The packing chromatic number of the square lattice is at least 12

The packing chromatic number $\chi_\rho(G)$ of a graph $G$ is the smallest integer $k$ such that the vertex set $V(G)$ can be partitioned into disjoint classes $X_1, …, X_k$, where vertices in $X_i$ have pairwise distance greater than $i$. For the 2-dimensional square lattice $\mathbb{Z}^2$ it is proved that $\chi_\rho(\mathbb{Z}^2) \geq 12$, which improves the previously known lower bound 10.

💡 Research Summary

The paper investigates the packing chromatic number χₚ(G) of the infinite two‑dimensional square lattice ℤ². A packing coloring is a partition of the vertex set into classes X₁,…,X_k such that any two vertices belonging to X_i are at graph distance greater than i. The smallest integer k for which such a partition exists is χₚ(G). For ℤ² the exact value has been unknown for many years; prior work established the bounds 10 ≤ χₚ(ℤ²) ≤ 17, with the lower bound 10 derived from relatively simple combinatorial arguments.

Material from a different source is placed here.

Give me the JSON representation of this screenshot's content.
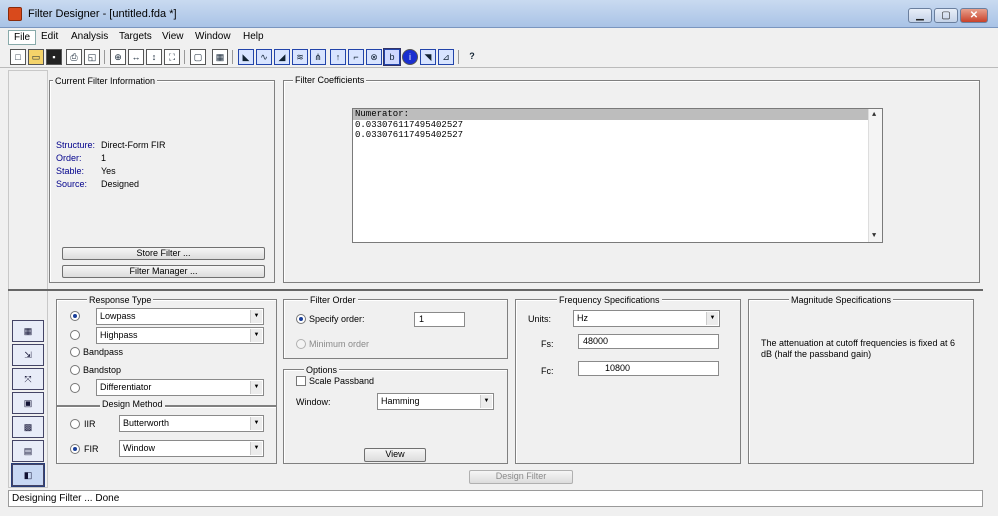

The authors improve the lower bound to 12. Their strategy consists of two main components: a rigorous combinatorial analysis on a finite sub‑lattice and a computer‑assisted exhaustive verification using a SAT solver.

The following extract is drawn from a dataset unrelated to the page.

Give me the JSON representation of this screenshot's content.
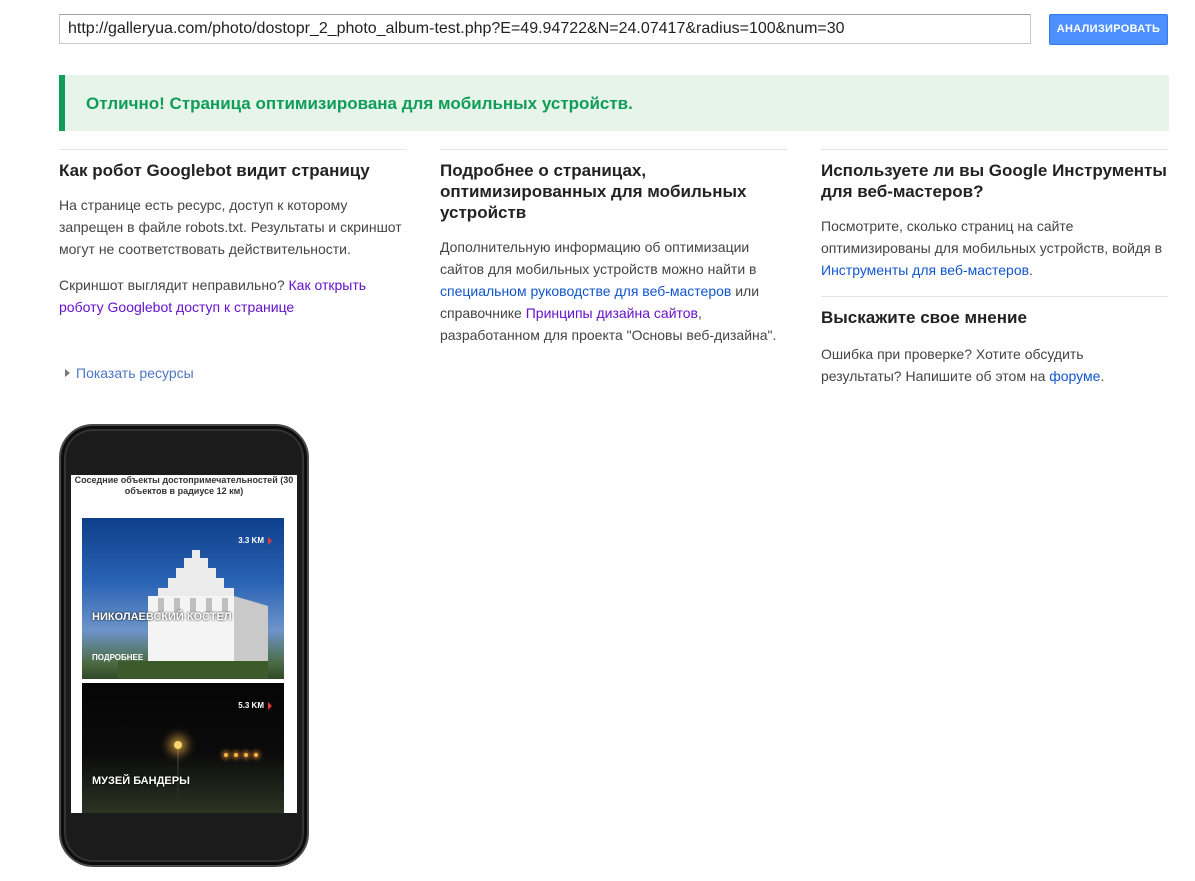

First, they select a 13 × 13 square block B of ℤ² and study how a packing coloring of the whole lattice must look when restricted to B. By imposing periodic boundary conditions they ensure that any coloring of ℤ² induces a repeating pattern on copies of B. For each color i they derive tight upper bounds on the number of vertices of B that can be assigned color i, based purely on the distance requirement (vertices of color i must be at least i + 1 apart). For example, color 1 must form a chessboard‑like independent set, color 2 must be placed on a sub‑lattice with spacing 2, and in general color i can only occupy points of a sub‑lattice scaled by i + 1. These structural constraints dramatically reduce the search space.

Nevertheless, combinatorial reasoning alone cannot rule out all possible 11‑color packings. To close the gap, the authors translate the remaining possibilities into a Boolean satisfiability problem. Each vertex of B receives a variable indicating its color, and the distance constraints are encoded as clauses: if two vertices are at distance ≤ i they cannot both receive color i. The resulting formula is converted to conjunctive normal form and fed to a modern SAT solver (such as MiniSat or Glucose). The solver returns UNSAT for every instance corresponding to a purported 11‑color packing, proving that no such coloring exists on B under the periodicity assumption. Because any global packing coloring would induce a feasible coloring of B, the UNSAT results imply that ℤ² cannot be packed with 11 colors. Consequently, χₚ(ℤ²) ≥ 12.

The paper’s contributions are twofold. Conceptually, it introduces a “periodic block reduction” that captures the infinite lattice’s constraints within a manageable finite region while preserving the essential distance requirements. Technically, it demonstrates how to combine tight combinatorial bounds with automated SAT solving to obtain rigorous impossibility results for infinite graphs.

In the discussion, the authors note that the current best known upper bound remains 17, leaving a gap of five between the proven lower bound and the best construction. They suggest that further refinements of the block size, more sophisticated integer‑programming models, or deeper structural insights could narrow this gap. Moreover, the methodology is readily adaptable to higher‑dimensional lattices (e.g., ℤ³) or to other regular graphs where packing colorings are of interest, opening avenues for future research.